Another service in a similar vein is Chihou Sousei Network Co. (CSN), headed by Ryohei Nomoto. The company air-freights freshly caught fish from across Japan to its processing facility on the grounds of Tokyo’s Haneda Airport, and distributes the produce either within Tokyo or again by air. About 40 percent of the product is sent overseas. 

By locating on the airport grounds – it is the only fish processor to do so – the company can achieve same-day turnaround. And by boosting the freshness and shipping range of fish from distant ports, the company can get higher prices that are in part passed on to the fishermen. Nomoto also opened a fish shop in the fashionable Ginza area of Tokyo to retail fresh fish.

The business model is different from that of SCSS in that the company takes possession of, and processes, the fish. But it is similar in cutting out the multi-layered auction system.

A third company using IT to deliver fresher fish is the Tokyo-based Foodison group, which operates several group companies, including business-to-business sales company Uopoche and retailer Sakana Bacca. 

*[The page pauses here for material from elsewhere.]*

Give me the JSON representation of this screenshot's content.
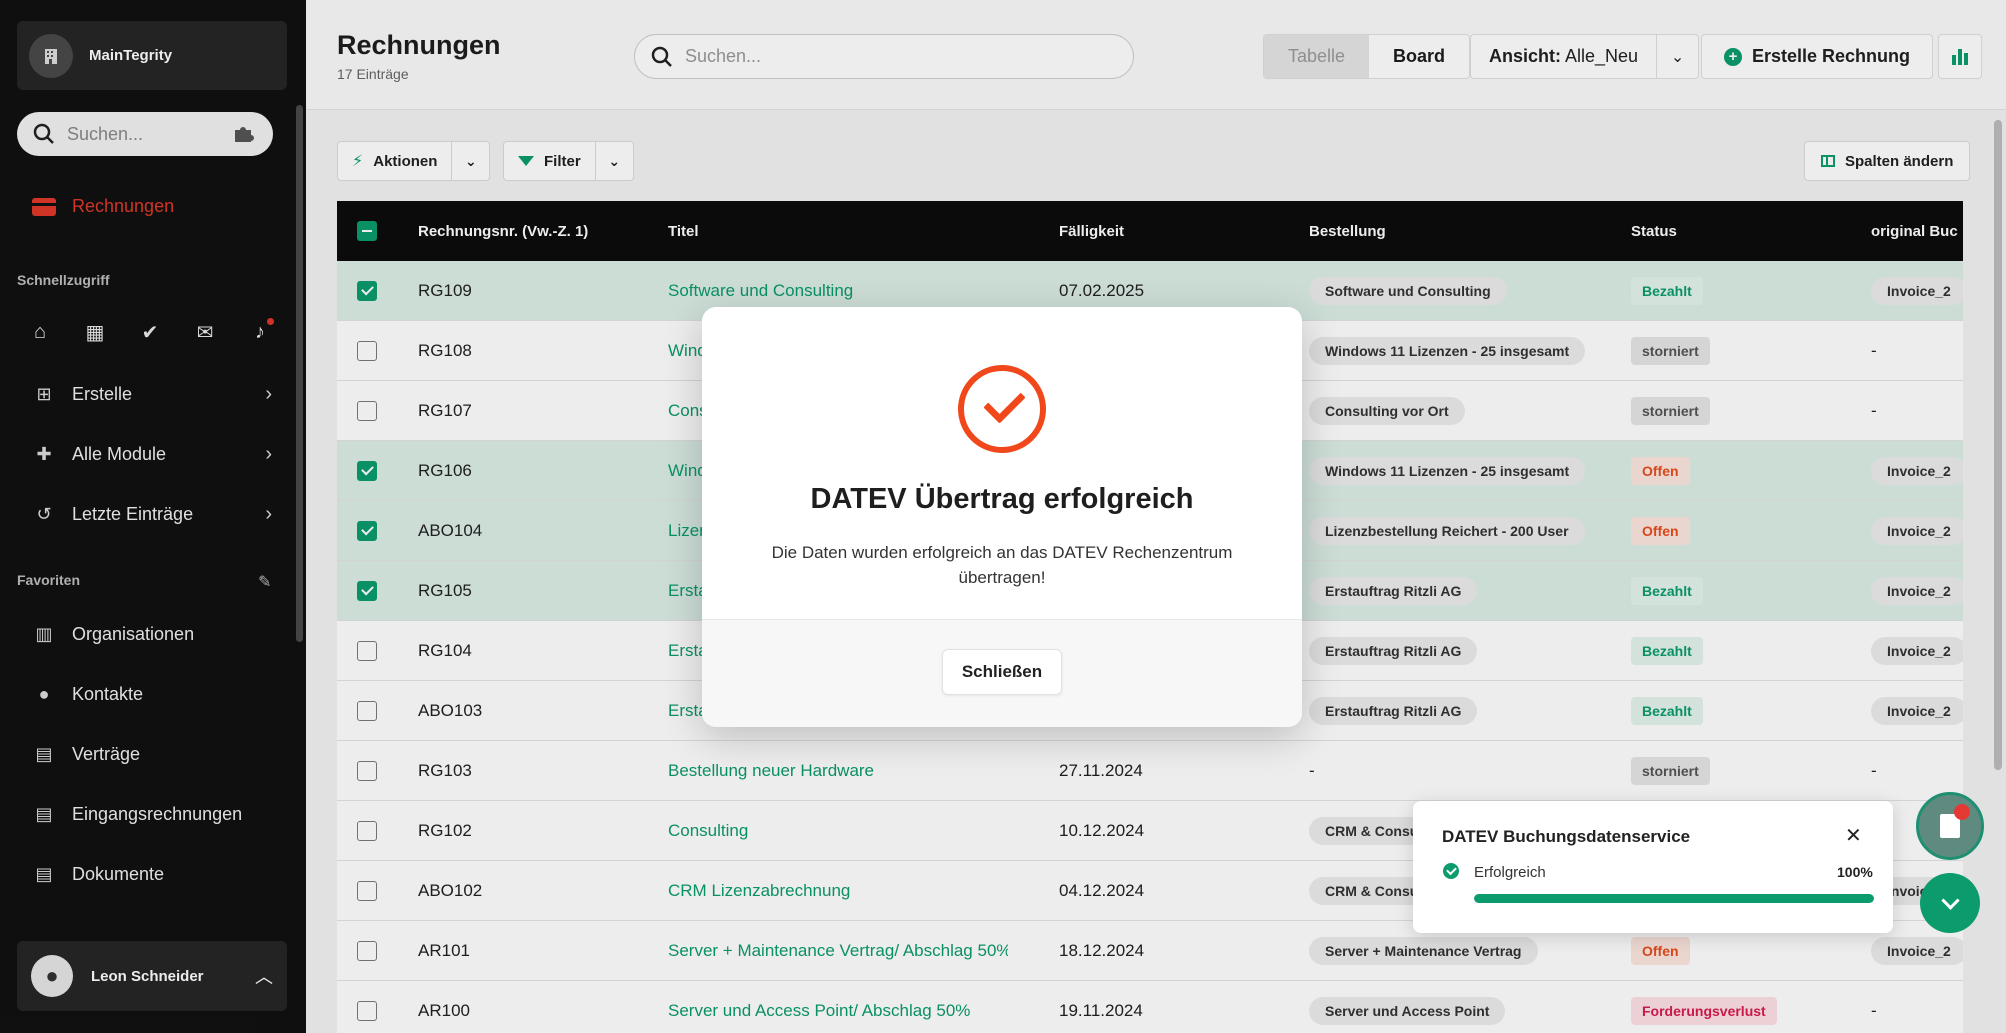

Uopoche buys directly from fishermen, sealing deals even while they are at sea over social network sites like Line, and sells the air-shipped products to restaurants, mainly in Tokyo. Group company Sakana Bacca is a chain of fish shops – currently six stores and an online shop – retailing fresh fish, and offering hints on how to prepare unusual species. The have demonstrations and a cooking school to teach how to cut up and prepare various kinds of fish, something that many modern Japanese women no longer know how to do. They also do custom orders and catering.